Kepala Dinas Pendidikan dan Kebudayaan (Disdikbud) Padang Panjang, Nasrul menjelaskan bahwa program ini akan menjangkau 642 siswa yang terdata dalam DTKS.

“Kartu Padang Panjang Pintar diberikan kepada 642 siswa-siswi yang terdaftar dalam Data Terpadu Kesejahteraan Sosial (DTKS).

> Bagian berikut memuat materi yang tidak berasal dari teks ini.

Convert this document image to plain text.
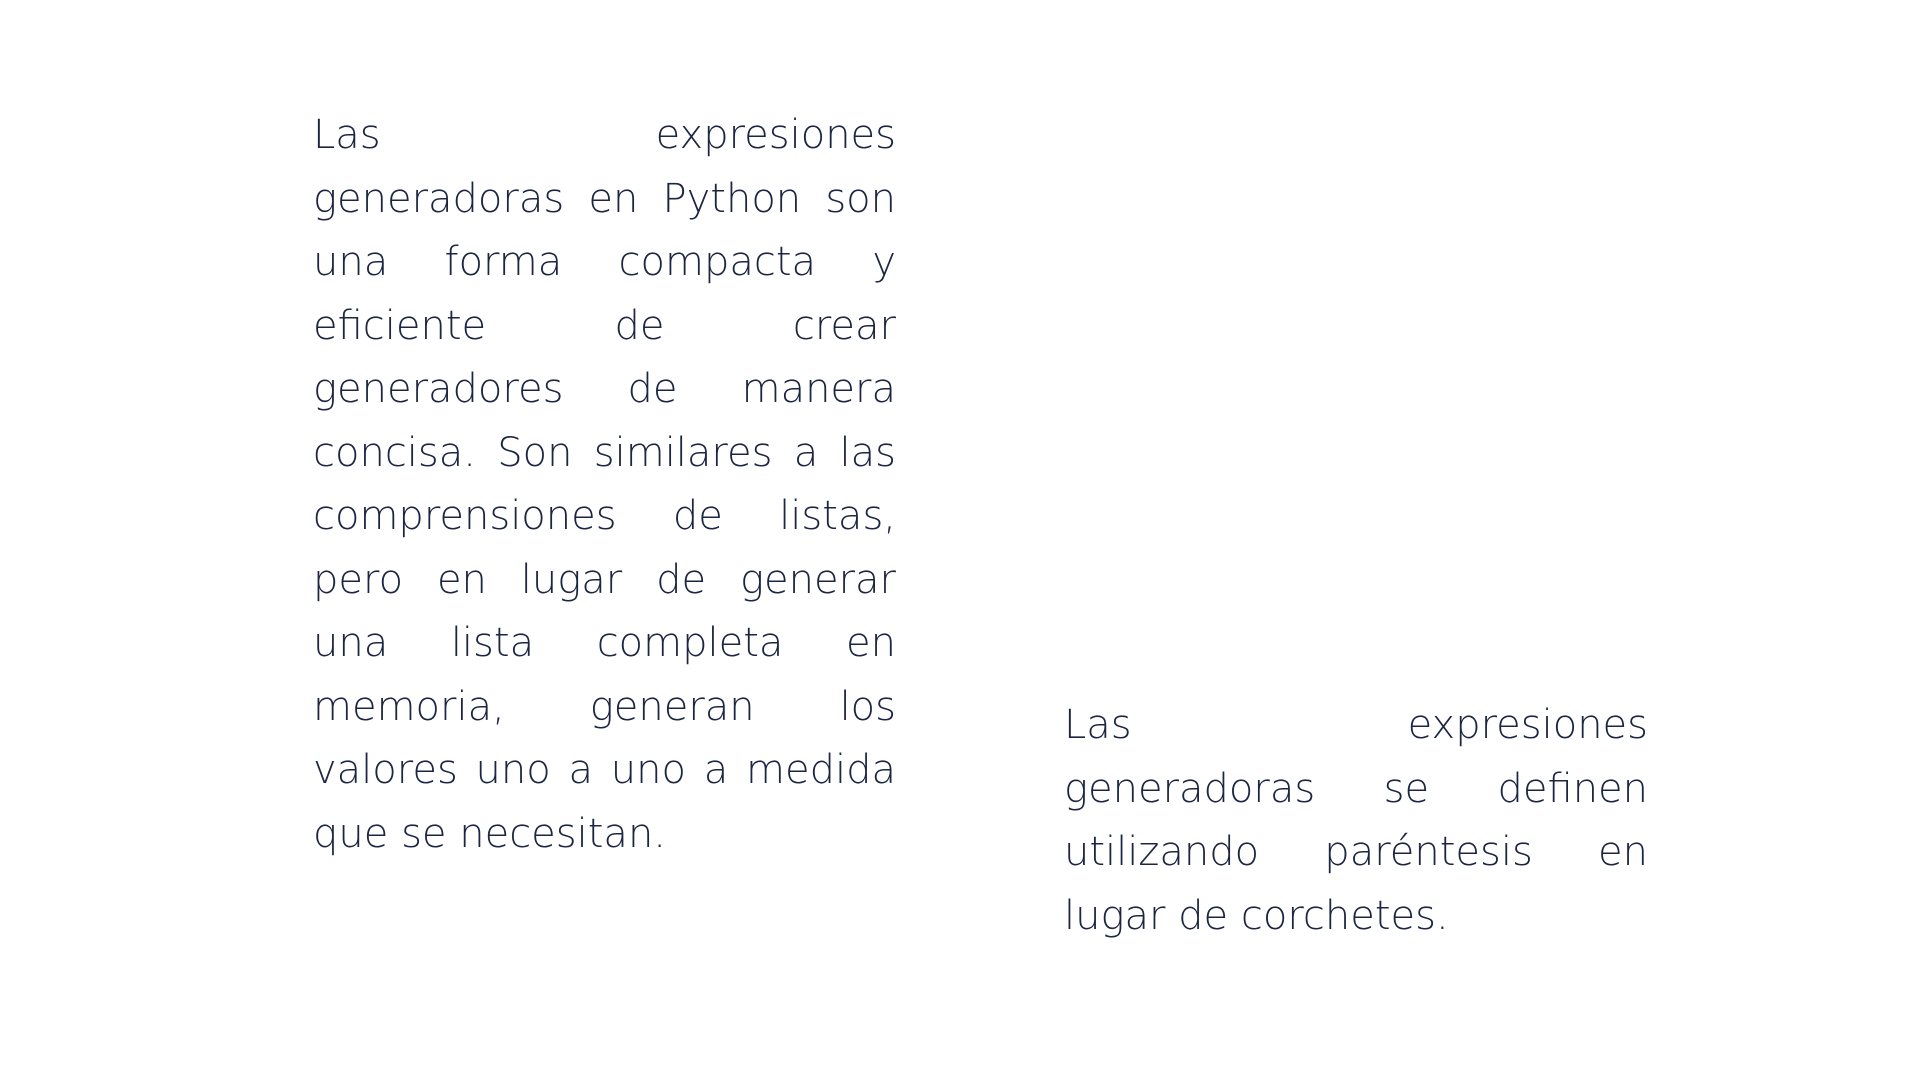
Las expresiones generadoras en Python son una forma compacta y eficiente de crear generadores de manera concisa. Son similares a las comprensiones de listas, pero en lugar de generar una lista completa en memoria, generan los valores uno a uno a medida que se necesitan.

Las expresiones generadoras se definen utilizando paréntesis en lugar de corchetes.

Yaitu, terdiri dari 206 siswa SD dan 436 siswa SMP,” jelasnya.

Kebijakan ini, menurut Nasrul, merupakan bagian integral dari program prioritas yang diusung oleh Wali Kota Hendri Arnis dan Wakil Wali Kota Allex Saputra, yang berfokus pada pembangunan sumber daya manusia (SDM) yang unggul, berakhlak, inovatif, dan berdaya saing tinggi.

Kartu ini akan berfungsi sebagai alat pembayaran untuk memperoleh perlengkapan sekolah melalui kerjasama dengan 12 pelaku usaha lokal yang telah ditunjuk sebagai mitra penyedia, khususnya UMKM yang beroperasi di Pasar Pusat Padang Panjang.

“Melalui kebijakan ini, selain meringankan beban siswa dari keluarga tidak mampu, kita juga mendorong perputaran ekonomi di sektor usaha kecil dan menengah,” ungkap Nasrul.

Bantuan yang diberikan berupa dana sebesar Rp500.000 untuk siswa SD dan Rp600.000 untuk siswa SMP.

Dana tersebut dapat digunakan untuk membeli berbagai perlengkapan sekolah, termasuk seragam lengkap (putih-merah untuk SD dan putih-dongker untuk SMP), topi, dasi, lambang sekolah, nama siswa, tas ransel, sepatu, serta alat tulis (ATK).

Pemerintah Kota Padang Panjang berharap bahwa melalui program ini, seluruh anak di Padang Panjang akan memiliki akses yang setara dan layak terhadap pendidikan, tanpa terhambat oleh masalah perlengkapan dasar.

“Semoga dapat membawa manfaat besar bagi siswa maupun pelaku usaha lokal,” tutupnya.